Jen Zarko credits her daughter for saving her life.
While pregnant with Maylen, now 17 months old, Zarko's doctors discovered a cyst growing inside her ovary.
After learning about the risks of having surgery while pregnant, Zarko and her doctors agreed on a compromise: Doctors would deliver Maylen via Caesarean section a month before her due date and then remove Zarko's ovary and fallopian tube.
"A biopsy showed I had a grade 1 endimetrioid carcinoma - a relatively slow-spreading type of ovarian cancer that would have never been caught so early without that ultrasound," Zarko said. "My husband and I tried for a long time to get pregnant, and now I understood why it took so long. God works in mysterious ways!"
Maylen was the inspiration for Zarko's Relay For Life team, Team Lifesaver, which formed last year.
"I will always be grateful to my little girl for being my lifesaver," Zarko said. "After learning that I had cancer just days after I had given birth to my daughter - the most beautiful person I'd ever seen - I knew that I had to do as much as I could, not to benefit myself, but for her ... I want the money our team raises today to be the funding for the research that will find a cure for her generation. I want to know that if she ever hears those dreadful words, they won't sound so final."
Zarko said she began the team to raise awareness of ovarian cancer.
"Every woman knows the signs for breast cancer, how to do a self-exam and that they should be getting mammograms regularly past a certain age, but very few women even give a passing thought to ovarian cancer," Zarko said. "The symptoms of ovarian cancer - bloating, low back pain, feeling full quickly, lack of energy, etc. - are so common that many women would pass them off as nothing. Most of the time, ovarian cancer isn't diagnosed until it has spread to another organ that does show symptoms."
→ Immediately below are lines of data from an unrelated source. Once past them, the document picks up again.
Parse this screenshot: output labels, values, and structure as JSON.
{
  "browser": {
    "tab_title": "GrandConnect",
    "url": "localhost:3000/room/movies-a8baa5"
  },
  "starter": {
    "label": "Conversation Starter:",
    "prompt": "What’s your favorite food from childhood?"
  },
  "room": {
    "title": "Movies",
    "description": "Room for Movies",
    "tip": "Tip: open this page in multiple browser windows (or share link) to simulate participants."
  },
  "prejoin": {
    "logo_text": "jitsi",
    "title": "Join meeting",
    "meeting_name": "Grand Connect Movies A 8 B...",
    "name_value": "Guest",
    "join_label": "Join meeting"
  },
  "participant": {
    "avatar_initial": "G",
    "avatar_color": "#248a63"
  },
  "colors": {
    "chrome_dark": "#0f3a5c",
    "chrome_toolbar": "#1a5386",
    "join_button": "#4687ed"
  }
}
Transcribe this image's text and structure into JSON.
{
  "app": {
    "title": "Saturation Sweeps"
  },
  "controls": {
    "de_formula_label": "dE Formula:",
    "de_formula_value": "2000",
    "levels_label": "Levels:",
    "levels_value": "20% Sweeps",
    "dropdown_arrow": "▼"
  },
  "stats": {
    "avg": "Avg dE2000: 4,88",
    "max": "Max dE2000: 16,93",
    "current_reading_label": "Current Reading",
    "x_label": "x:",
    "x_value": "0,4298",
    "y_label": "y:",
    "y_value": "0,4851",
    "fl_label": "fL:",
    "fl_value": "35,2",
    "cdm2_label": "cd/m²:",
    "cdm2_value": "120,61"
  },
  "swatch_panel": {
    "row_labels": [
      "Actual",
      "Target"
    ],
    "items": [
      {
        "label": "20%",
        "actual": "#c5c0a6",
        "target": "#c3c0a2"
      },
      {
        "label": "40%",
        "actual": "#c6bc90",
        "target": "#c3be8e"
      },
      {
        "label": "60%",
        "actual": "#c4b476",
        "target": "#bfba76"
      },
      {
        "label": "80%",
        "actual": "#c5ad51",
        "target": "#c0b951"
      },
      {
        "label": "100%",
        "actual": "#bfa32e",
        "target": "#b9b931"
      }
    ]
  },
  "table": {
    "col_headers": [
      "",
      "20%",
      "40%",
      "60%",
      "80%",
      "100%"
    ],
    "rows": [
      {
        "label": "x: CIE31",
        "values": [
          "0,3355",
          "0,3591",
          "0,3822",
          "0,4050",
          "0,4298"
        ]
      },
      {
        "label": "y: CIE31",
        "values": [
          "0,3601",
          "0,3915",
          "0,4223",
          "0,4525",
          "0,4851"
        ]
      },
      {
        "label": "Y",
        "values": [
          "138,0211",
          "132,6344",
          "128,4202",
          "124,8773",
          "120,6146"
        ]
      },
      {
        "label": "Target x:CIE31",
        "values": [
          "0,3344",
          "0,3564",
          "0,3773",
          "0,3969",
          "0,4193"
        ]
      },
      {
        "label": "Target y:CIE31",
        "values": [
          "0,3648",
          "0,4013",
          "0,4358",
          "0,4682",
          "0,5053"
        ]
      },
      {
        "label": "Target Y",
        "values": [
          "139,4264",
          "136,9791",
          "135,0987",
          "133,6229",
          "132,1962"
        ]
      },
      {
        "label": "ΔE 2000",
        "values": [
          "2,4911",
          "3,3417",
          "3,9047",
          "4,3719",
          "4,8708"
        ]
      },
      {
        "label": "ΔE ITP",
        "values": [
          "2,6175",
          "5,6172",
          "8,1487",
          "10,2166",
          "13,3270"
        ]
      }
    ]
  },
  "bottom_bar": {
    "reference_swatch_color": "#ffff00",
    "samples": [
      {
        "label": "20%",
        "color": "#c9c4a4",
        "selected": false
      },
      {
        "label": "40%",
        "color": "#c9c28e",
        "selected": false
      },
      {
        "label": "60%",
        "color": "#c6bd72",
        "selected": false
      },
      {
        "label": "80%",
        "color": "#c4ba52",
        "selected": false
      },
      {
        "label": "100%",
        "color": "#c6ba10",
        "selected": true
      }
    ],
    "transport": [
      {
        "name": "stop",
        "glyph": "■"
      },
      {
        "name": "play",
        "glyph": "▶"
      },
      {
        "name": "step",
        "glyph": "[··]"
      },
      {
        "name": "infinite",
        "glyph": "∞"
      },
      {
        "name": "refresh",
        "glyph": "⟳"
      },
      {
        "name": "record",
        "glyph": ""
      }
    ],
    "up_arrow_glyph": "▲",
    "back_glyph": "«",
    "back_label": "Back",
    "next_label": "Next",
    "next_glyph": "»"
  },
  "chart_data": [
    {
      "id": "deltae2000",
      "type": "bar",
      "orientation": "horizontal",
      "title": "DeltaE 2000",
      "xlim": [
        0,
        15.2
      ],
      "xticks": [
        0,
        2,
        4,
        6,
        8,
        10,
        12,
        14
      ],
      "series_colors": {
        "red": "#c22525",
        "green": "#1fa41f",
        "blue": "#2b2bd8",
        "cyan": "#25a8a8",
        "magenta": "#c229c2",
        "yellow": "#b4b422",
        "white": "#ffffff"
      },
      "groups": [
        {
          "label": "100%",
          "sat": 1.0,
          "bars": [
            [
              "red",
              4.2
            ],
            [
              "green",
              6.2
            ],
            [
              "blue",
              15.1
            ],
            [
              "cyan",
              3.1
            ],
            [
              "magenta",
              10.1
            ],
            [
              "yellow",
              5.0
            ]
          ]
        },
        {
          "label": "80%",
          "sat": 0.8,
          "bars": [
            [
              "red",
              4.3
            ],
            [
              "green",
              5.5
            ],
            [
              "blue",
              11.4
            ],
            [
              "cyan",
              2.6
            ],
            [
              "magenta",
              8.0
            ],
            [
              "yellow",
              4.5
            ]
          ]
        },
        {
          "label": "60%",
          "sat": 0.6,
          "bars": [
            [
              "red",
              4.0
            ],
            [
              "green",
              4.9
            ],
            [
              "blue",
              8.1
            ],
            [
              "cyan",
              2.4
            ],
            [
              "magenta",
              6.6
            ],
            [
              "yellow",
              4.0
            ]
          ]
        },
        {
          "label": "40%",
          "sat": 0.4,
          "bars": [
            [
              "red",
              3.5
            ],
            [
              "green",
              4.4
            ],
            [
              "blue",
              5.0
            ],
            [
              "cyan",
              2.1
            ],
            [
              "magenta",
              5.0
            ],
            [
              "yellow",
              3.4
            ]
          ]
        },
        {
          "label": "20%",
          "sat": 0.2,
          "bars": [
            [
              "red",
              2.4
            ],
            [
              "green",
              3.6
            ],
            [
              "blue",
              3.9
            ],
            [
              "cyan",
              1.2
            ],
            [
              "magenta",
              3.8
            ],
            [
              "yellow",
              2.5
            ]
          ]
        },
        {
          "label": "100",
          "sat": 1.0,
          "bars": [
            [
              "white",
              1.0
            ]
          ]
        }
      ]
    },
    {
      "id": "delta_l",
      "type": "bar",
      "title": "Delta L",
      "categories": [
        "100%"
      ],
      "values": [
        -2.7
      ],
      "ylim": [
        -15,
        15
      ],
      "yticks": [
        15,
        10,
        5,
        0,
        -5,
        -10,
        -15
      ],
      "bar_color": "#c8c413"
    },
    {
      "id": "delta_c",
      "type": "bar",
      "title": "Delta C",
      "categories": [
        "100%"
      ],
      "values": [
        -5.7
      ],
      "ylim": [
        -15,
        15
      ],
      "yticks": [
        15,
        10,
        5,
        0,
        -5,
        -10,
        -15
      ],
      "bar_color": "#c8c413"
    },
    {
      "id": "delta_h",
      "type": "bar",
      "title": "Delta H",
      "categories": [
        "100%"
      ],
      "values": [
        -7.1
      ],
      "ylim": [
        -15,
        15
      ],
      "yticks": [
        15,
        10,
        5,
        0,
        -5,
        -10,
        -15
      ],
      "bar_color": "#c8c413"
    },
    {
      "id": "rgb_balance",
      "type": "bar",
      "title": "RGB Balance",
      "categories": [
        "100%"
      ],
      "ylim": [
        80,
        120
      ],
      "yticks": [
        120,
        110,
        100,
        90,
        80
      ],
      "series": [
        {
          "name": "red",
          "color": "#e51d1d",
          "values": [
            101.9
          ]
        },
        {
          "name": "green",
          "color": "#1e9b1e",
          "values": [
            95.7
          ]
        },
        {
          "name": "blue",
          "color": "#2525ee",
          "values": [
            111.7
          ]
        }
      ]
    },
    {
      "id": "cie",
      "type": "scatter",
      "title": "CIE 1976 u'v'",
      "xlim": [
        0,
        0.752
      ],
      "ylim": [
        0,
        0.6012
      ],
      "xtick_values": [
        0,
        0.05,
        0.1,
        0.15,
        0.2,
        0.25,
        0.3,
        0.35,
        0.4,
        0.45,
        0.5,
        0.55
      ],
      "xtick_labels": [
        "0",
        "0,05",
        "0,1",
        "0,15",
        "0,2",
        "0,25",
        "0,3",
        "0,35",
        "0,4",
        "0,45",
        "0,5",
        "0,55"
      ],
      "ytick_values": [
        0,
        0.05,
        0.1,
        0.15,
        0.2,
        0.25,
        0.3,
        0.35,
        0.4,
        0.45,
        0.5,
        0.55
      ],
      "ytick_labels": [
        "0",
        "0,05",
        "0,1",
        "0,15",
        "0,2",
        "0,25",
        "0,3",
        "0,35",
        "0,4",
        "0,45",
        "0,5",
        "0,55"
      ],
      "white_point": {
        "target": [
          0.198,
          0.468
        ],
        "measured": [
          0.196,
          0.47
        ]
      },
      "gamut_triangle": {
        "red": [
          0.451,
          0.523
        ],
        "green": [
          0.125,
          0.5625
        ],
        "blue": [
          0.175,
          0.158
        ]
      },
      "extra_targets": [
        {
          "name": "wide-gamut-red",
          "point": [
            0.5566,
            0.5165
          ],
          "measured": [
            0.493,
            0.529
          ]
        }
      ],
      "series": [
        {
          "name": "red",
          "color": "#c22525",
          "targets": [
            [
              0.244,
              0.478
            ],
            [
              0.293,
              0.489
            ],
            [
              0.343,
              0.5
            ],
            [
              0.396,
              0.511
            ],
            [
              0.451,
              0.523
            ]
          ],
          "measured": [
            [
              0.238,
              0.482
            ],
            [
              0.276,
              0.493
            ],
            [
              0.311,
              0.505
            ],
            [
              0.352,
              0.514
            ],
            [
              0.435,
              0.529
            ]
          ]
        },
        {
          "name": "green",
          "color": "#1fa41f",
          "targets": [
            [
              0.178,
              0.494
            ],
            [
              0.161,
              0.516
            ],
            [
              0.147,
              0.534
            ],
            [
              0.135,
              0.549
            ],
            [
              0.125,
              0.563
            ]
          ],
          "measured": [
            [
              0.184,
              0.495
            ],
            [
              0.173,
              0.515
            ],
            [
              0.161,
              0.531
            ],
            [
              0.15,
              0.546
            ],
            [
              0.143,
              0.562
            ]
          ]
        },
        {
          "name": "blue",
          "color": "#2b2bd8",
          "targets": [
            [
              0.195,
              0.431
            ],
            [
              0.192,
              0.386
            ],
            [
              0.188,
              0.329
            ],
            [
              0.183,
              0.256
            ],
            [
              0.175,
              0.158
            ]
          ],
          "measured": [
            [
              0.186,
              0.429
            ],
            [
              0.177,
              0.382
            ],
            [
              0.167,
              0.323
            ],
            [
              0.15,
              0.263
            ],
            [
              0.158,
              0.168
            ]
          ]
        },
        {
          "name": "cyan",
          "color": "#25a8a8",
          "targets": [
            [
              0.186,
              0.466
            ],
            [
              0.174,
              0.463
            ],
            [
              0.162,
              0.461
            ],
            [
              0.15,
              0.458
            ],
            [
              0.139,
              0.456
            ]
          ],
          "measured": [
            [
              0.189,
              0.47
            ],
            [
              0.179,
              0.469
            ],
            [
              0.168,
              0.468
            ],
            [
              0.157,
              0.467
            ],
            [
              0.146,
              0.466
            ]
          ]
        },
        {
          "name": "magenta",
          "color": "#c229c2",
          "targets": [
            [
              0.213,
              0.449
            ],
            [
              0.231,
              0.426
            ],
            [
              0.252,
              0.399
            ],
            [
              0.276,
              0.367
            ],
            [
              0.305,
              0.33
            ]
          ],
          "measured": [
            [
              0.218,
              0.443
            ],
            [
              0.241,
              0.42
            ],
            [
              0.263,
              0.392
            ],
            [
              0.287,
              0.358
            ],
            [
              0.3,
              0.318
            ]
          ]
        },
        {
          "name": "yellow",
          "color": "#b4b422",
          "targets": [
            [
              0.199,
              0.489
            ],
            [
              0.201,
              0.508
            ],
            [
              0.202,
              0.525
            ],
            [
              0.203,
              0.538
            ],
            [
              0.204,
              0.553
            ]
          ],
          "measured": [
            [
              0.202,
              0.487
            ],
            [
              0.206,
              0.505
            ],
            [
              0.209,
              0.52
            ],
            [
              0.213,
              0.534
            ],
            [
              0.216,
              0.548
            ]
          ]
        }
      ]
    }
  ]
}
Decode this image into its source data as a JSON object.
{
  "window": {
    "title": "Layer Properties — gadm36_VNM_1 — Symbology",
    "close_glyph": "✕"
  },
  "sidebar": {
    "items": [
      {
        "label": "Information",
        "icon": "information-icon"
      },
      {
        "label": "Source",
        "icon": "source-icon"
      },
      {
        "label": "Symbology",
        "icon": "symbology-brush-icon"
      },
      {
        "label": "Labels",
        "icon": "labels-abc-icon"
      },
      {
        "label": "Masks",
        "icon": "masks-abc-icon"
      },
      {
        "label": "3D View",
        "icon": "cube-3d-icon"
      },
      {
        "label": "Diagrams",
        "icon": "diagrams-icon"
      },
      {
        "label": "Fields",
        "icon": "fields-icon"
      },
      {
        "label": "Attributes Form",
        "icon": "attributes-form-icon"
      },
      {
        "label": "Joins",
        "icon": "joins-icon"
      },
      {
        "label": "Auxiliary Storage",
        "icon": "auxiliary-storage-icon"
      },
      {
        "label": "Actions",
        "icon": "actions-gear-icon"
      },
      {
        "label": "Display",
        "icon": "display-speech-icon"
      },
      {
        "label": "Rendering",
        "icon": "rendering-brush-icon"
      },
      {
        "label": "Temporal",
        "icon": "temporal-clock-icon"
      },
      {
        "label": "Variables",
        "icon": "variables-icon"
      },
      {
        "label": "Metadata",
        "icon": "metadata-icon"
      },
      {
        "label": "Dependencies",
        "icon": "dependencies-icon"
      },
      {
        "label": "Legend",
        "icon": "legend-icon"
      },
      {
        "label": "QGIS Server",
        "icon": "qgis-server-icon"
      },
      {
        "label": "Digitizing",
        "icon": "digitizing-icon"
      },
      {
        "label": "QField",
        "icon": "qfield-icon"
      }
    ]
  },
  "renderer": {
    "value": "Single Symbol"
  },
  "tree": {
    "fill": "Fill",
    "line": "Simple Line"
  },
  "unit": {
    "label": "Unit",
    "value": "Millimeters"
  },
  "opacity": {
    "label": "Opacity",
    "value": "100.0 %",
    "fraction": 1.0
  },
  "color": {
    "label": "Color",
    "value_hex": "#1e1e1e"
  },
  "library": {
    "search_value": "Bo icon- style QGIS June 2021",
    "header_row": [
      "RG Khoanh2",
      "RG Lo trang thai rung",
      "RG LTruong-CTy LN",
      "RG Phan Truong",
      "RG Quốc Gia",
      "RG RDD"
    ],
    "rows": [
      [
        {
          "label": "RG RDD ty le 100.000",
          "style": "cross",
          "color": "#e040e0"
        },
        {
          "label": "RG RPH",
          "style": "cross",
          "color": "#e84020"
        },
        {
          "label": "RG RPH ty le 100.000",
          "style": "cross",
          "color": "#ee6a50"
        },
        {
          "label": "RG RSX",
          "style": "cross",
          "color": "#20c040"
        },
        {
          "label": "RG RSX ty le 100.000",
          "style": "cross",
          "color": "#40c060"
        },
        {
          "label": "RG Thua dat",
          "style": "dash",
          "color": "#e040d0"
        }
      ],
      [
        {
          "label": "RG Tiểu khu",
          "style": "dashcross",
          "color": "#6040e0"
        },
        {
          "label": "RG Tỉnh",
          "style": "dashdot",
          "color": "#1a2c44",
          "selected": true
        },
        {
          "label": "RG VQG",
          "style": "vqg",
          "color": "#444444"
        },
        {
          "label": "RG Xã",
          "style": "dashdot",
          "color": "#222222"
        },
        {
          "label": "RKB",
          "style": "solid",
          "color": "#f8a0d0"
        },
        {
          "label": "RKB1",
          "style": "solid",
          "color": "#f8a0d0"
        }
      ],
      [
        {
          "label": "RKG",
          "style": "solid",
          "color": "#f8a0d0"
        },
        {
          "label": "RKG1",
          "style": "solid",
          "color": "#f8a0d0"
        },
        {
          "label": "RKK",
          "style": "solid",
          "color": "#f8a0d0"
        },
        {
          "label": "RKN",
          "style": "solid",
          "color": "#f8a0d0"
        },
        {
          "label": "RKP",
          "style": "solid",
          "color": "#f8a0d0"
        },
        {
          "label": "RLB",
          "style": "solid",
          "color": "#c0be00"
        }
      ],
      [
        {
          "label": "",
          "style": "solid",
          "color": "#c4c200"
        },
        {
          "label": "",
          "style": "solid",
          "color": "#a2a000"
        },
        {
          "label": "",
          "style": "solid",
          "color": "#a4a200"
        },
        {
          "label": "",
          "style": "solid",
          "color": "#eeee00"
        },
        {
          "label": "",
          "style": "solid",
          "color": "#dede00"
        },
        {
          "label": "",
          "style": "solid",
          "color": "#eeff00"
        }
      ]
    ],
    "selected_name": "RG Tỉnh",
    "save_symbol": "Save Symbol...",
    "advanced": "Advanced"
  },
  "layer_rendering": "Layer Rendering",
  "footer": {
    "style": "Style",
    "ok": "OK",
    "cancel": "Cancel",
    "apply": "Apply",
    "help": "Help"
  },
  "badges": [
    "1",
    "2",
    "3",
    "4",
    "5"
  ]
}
Zarko said she was diagnosed with ovarian cancer at 34, having had no family history of it and no real symptoms.
"I would love for one of our future goals to be to advocate for insurance companies to cover a routine ultrasound of the ovaries the same way they will cover a mammogram," Zarko said. "It's such a simple, non-invasive and painless procedure, and it's amazing to think how many lives could've been changed by early detection."
The team is holding sandwich and bake sale and yard sale, and plan to have a raffle, bake sale and gift sale of homemade items available for sale during the event, which will be held 4 p.m. May 18 to 4 p.m. May 19 at the Williamsport Area High School track.
Last year, the team raised $1,000 in its first year. Team co-captain Marie Mertes hopes team members each will reach their personal goal of $100. The team is comprised of about 10 members of Mertes' and Zarko's family.
Mertes, of Williamsport, got involved with the team to support Zarko, her aunt.
Along with Mertes and her family, the team also includes Zarko's mother, Huldah "Merry" King; her brother, Jim King, and his wife, Deb King; her nephew, Joe King, and his wife, Mylie King; her niece Crista Carnes; her nephew, Jimmy King, and his wife, Holly King; her cousin, Stephanie Ardell, and her daughter, Alysha Ardell; and friend, Anna Marie Bennett.
Mertes and her family, which includes husband Charles "Chuckie" Mertes II and daughters Autumn, 7, and Bella, 4, are excited to celebrate Zarko's one-year anniversary of being cancer free during this year's event.
"All I know is that I'm lucky - I was labeled a 'survivor' without having to put up much of a fight," Zarko said. "My heroes are the ones who truly have to fight to earn that title, and those survivors are another reason why I'm proud to walk that track on Relay day."
"This is a way to celebrate them [survivors]," Mertes said. "We plan to do this as long as we can."
Mertes said she helps organize the local fundraisers since Zarko and her husband, Ken, and daughter recently moved from Mount Carmel to Elysburg and can't make all the planning meetings.
"Jen graduated from St. John Neumann and grew up in Williamsport," she said.
Zarko said most of her family is in Williamsport, which is why she chooses to participate in the Relay For Life of Williamsport.
"Even though the rest of the family is not on the official roster, they all still help out with events and fundraisers when they can, and come take turns walking on behalf of Team Lifesaver during the event," Zarko said. "I'm incredibly grateful for everyone in the family who lends us a hand, buys a sandwich, walks a few laps or donates their talent to our fundraisers."
Mertes said her team will focus on a children's carnival for the event because she noticed a lot of kids attended last year's event and there wasn't much for them to do.
"We want to have face painting, a duck pond and create a phone booth out of a refrigerator box so we can change into our superhero costumes," Mertes said. "We get to have fun, too."
"A lot of people need to support this," Mertes said. "Too many tears are shed for these people."
"It's hard to find someone who hasn't been personally affected by it - maybe not as survivors, but as friends or family members of someone who battled cancer," she said. "Way too many people were affected because they lost someone they loved to cancer."